Malhi and Singhi  observed that although the number of anticonvulsants used was significantly correlated with poor quality of life of children with epilepsy, it was not a significant predictor of QOL. The children on multi-drug therapy also had an overall poor QOL, especially in the physical domain. Thus multi-drug therapy should be used only when absolutely indicated, keeping in mind the balance between seizure control and the ultimate quality of life achieved.
Hence for the pediatrician caring for children with a chronic disorder, it is a challenge to treat the child and not his disorder. It is difficult to assess how well a child with a chronic disorder performs in daily life using the pediatric tools available. Even an extensive interview and physical examination and additional clinical tests may not be sufficient to appraise the impact a chronic disorder has on the child’s well being. Multi disciplinary approach can assist in the holistic care of the child and family. The various disciplines within the team are able to assess consequences in the areas of their expertise. However, a multi disciplinary approach does not guarantee to address all aspects of functioning in physical, social and personal domains that are relevant to the child.
A change of attitude from pediatricians may be required, towards measurement of functional status and subjective perception of illness, as well as to evaluation of health-related quality-of-life. It is important to identify children with problems in performance and health at an early stage and to identify children at risk for dysfunction. A child’s dealing with a long-term health condition can benefit from self-management techniques in addition to optimal medical care. Also there is a need to develop programs that prevent development of psychological, social and school performance problems of children with chronic diseases.

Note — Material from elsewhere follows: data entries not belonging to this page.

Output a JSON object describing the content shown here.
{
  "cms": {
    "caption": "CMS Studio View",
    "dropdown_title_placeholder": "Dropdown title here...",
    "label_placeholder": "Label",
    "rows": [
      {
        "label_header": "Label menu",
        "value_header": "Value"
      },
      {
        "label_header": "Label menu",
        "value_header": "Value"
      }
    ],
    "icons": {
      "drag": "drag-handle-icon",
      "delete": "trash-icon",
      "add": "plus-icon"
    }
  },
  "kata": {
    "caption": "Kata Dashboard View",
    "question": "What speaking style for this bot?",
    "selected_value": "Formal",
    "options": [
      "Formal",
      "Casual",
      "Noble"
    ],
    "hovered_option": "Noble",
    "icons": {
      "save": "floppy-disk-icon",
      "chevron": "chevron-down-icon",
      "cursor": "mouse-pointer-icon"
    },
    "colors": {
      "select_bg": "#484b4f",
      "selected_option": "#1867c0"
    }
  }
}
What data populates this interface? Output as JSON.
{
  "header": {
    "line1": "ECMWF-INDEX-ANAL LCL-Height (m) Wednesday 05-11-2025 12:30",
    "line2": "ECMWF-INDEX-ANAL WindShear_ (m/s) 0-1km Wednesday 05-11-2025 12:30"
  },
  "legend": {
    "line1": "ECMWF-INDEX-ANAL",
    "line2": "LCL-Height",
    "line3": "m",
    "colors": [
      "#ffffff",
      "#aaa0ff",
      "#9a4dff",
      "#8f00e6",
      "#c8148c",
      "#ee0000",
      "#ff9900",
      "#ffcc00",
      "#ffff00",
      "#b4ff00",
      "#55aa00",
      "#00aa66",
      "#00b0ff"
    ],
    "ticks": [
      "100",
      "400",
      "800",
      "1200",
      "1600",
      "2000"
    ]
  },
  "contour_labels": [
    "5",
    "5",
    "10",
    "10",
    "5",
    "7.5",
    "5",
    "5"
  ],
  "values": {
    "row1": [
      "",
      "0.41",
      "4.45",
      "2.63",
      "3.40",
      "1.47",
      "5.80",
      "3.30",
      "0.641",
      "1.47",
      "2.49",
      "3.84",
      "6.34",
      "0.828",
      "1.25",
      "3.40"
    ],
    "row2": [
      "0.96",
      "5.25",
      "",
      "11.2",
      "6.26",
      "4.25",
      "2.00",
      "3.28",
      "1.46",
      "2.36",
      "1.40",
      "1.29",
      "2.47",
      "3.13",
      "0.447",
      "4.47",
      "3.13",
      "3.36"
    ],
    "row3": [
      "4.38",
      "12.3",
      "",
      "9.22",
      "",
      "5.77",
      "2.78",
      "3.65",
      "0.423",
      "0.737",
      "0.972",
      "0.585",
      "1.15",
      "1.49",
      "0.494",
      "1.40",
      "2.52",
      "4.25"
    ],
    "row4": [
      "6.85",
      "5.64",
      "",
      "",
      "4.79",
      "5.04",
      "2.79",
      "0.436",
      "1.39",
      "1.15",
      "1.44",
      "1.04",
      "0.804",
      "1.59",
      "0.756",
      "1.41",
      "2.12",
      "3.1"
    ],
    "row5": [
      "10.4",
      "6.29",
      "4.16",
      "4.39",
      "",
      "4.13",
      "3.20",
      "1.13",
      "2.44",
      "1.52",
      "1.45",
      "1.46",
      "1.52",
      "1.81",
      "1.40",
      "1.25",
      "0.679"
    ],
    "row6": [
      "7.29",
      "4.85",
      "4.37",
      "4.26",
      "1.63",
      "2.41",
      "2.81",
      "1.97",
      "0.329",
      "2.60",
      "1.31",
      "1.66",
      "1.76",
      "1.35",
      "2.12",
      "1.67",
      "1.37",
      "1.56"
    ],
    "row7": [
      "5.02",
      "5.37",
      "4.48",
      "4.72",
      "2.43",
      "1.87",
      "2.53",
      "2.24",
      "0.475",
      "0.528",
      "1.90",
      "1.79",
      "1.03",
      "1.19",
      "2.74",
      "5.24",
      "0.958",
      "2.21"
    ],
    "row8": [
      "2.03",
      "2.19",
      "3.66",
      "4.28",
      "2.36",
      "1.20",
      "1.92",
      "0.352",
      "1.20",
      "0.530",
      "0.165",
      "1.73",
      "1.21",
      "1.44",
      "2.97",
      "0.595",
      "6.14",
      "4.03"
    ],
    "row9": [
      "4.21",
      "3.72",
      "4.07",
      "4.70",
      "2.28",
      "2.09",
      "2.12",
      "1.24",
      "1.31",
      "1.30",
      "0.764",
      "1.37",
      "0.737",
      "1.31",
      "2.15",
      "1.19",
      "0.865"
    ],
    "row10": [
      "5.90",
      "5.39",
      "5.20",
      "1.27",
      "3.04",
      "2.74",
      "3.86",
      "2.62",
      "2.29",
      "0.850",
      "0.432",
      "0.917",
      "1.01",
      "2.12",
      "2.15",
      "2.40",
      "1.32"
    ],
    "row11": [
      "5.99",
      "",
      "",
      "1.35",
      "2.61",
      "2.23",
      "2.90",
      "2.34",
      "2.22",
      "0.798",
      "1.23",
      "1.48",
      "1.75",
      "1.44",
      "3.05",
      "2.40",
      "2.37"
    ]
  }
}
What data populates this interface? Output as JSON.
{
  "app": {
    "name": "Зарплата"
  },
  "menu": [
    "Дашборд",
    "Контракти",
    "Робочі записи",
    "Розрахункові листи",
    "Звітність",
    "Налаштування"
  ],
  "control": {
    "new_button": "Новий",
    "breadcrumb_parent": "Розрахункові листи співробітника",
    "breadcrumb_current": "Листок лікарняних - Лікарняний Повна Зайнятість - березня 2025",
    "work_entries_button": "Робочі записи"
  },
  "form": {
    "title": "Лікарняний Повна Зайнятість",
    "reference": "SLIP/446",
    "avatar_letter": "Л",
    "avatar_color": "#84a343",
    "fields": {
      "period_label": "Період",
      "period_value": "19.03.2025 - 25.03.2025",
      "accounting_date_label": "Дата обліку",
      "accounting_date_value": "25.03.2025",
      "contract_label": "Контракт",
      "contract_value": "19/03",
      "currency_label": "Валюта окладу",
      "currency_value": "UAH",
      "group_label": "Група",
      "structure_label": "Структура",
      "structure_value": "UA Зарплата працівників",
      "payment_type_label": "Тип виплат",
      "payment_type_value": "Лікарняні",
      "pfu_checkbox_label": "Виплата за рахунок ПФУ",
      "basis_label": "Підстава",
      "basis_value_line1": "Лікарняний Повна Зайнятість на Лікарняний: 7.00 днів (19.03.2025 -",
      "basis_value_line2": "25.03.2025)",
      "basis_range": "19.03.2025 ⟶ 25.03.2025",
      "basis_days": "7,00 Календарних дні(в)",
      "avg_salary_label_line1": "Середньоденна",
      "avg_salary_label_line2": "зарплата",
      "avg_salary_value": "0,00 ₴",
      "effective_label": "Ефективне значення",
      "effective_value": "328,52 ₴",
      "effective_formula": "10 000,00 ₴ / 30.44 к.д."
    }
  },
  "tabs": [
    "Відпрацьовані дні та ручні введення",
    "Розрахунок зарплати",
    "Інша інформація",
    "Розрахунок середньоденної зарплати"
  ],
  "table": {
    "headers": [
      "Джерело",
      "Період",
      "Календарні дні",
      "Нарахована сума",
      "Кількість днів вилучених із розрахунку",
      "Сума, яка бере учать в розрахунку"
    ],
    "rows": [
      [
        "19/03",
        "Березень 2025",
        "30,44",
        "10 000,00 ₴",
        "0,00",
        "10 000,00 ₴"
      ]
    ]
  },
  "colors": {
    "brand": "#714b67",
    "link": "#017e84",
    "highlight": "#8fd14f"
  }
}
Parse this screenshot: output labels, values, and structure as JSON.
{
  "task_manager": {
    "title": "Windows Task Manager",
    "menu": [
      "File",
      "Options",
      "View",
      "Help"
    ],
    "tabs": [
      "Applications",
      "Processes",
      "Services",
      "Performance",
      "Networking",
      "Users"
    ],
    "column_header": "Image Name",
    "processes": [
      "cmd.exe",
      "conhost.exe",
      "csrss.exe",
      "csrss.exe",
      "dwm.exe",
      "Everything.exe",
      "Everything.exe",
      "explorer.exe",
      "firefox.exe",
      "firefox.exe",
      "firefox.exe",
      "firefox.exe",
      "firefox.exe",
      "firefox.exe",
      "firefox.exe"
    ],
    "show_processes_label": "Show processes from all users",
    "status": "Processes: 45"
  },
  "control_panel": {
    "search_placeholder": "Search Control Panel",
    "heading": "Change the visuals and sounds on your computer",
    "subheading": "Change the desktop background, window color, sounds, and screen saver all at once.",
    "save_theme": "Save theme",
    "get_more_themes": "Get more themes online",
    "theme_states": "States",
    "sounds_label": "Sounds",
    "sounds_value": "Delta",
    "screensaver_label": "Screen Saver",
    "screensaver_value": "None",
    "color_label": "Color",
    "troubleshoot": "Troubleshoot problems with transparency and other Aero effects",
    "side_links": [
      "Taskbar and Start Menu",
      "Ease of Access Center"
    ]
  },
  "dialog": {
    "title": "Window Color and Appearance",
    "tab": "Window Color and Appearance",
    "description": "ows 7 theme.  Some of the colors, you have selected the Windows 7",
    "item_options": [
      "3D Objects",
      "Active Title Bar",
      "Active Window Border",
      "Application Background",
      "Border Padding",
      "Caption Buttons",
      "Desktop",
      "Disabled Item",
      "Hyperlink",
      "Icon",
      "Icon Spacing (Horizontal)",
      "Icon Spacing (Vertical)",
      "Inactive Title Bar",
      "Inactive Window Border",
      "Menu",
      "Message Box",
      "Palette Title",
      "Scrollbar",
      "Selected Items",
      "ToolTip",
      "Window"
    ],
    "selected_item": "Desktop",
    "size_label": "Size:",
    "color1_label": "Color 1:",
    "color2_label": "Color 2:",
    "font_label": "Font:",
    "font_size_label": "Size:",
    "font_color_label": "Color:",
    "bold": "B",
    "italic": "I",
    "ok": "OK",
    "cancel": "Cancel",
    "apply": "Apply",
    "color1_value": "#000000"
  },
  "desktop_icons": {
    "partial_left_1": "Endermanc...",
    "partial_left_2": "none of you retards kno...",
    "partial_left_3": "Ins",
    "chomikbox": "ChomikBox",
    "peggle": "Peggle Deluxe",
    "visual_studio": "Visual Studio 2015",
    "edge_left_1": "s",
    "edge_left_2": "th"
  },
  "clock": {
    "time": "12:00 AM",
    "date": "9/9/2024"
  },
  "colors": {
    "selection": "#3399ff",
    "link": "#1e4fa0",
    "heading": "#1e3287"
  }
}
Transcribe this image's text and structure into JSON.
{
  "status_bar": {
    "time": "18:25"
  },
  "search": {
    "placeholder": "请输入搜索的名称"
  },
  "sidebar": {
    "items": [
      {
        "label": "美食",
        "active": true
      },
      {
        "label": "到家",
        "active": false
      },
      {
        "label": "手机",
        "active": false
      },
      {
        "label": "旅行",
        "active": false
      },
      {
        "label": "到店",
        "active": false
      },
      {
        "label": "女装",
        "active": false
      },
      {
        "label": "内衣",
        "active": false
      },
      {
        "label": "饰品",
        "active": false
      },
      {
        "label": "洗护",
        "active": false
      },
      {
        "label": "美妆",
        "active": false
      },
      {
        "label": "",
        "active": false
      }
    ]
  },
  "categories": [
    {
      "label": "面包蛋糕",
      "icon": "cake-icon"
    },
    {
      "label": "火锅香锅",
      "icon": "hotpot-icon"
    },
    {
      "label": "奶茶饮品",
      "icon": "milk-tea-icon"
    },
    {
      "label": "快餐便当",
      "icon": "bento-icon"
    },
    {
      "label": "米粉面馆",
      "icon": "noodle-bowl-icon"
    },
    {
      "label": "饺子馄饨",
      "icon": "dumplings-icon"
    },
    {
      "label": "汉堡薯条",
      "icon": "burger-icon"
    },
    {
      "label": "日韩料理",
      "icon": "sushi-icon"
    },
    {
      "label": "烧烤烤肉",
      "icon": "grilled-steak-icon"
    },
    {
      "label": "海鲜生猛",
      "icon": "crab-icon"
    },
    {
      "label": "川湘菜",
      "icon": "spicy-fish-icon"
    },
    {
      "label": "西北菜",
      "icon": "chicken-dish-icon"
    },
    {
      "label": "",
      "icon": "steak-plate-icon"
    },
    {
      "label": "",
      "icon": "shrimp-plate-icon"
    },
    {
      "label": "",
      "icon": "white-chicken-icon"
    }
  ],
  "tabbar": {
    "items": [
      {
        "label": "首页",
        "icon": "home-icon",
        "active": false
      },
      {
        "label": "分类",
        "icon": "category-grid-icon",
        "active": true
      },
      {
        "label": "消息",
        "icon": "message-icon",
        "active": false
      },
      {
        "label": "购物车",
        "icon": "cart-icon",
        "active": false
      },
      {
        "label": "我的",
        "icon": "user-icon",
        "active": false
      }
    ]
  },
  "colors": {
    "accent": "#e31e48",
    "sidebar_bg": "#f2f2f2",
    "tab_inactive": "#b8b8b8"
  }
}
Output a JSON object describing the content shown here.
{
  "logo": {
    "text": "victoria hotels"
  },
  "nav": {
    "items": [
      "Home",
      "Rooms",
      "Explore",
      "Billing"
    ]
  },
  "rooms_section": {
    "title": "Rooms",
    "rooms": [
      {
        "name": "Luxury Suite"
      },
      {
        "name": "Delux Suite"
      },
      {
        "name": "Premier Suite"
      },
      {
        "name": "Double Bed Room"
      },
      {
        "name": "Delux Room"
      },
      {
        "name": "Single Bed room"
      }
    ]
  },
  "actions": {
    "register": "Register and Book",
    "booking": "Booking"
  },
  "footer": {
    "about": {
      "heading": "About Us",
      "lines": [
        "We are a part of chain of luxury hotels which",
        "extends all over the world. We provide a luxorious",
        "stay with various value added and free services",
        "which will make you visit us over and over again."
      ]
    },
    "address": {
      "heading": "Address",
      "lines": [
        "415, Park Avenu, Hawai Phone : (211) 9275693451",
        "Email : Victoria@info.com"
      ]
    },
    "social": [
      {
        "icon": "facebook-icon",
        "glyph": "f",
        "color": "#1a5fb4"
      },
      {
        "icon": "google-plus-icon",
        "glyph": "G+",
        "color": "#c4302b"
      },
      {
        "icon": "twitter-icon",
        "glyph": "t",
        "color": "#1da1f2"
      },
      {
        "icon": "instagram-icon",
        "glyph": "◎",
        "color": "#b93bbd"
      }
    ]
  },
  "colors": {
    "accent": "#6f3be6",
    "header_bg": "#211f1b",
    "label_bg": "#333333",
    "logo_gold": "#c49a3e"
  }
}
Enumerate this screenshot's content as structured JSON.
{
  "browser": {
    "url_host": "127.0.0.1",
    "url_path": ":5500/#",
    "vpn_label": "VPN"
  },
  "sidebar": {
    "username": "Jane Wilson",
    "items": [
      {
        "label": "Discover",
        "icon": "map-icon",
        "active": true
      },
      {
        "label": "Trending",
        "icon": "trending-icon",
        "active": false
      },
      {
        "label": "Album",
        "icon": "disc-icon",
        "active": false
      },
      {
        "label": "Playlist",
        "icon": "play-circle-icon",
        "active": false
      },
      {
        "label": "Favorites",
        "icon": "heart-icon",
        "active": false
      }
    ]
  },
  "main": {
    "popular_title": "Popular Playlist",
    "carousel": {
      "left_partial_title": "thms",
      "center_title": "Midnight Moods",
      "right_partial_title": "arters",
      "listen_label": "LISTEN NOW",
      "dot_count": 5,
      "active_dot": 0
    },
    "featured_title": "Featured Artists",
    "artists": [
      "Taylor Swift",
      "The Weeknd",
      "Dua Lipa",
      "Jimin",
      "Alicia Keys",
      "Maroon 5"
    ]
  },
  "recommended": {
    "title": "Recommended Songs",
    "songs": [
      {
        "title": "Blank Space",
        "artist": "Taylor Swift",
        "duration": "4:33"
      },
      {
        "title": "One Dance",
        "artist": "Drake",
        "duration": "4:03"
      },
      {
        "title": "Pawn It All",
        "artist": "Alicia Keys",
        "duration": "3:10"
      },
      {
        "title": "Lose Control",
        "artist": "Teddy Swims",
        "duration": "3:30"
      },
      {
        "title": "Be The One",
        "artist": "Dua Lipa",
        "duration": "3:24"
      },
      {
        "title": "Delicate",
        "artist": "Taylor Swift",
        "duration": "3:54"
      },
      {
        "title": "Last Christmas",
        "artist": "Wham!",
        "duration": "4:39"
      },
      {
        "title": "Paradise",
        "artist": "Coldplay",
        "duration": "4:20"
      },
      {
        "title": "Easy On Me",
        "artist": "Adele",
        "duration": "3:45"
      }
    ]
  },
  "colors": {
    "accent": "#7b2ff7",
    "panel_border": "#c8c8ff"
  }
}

To optimize health care in childhood chronic disorders, it is important that the pediatrician evaluates the impact of a chronic disorder on all aspects of a child’s functioning in daily life. The assessment should pay attention to limitations that are relevant to the child because these interfere in his daily life. They should be provided with regular counseling sessions and encouragement during their follow up visits. Identification of high risks and multidisciplinary team management of children with chronic morbidities will result in significant improvement in quality of life and ultimately patient satisfaction.